ABOVE: The famous Hole in the Wall, situated near Coffee Bay, is a delightful natural attraction along the Wild Coast.
With wide stretches of beach and a magnificent lagoon, Mazeppa Bay is something of a fishing haven along the Wild Coast. First Beach is extremely popular and travellers can walk over a 100-m-long suspension bridge to reach Mazeppa Island (which is sometimes only accessible by the bridge at high tide). The lagoon is popular for water sports and there are a number of hiking trails in the area.
The Haven Hotel is an institution. Located between the Cwebe and Dwesa nature reserves, the establishment has been going for over 50 years and is still going strong. Family-type activities on offer include horse riding (on the beach), golf, hiking, canoeing, snorkelling and lots of activities for kids. The fishing is excellent in this part of the world.
Situated at the mouth of the Nenga River, Coffee Bay is relaxed in the extreme.

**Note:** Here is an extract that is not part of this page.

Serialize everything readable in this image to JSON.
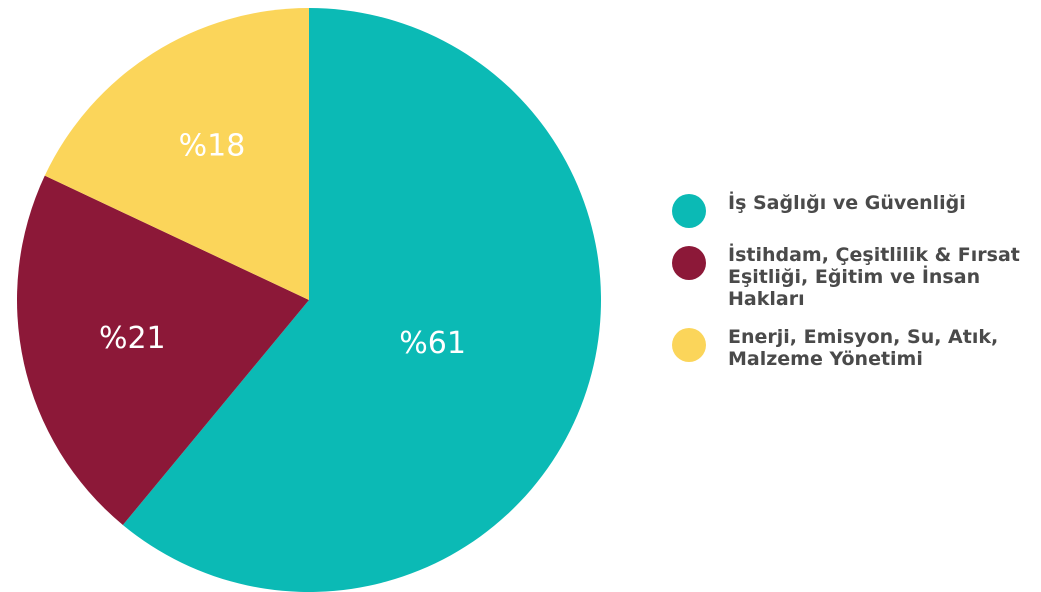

Rolling hills, long beaches and friendly locals make it a great holiday spot. A highlight is the spectacular rock formation known as Hole in the Wall, a rugged natural attraction sculpted by the ocean and the elements, situated some 8 km south of Coffee Bay.
There are a few notable eateries and pubs in the area, as well as several hiking trails, but otherwise life revolves around the beach. The Coffee Shack, a backpackers lodge situated at the Bomvu River mouth, is renowned for its bonhomie (and great New Year’s parties).
Something of a hippie hideaway, Port St Johns, at the mouth of the Mzimvubu River, retains a casual but slightly decadent demeanour. Besides the beautifully painted museum, there are none of the typical attractions of most towns. Rather, it offers a raucous marketplace and beautiful beaches accessed through thick forest. There are intriguing trails leading from the town into verdant hills, but it is advisable to take a guide before venturing out.
ABOVE: Port St Johns is said to be named after the Portuguese vessel São João, which ran aground nearby in 1552.
ABOVE: Hikes along the pristine beach are a popular activity in this part of the world.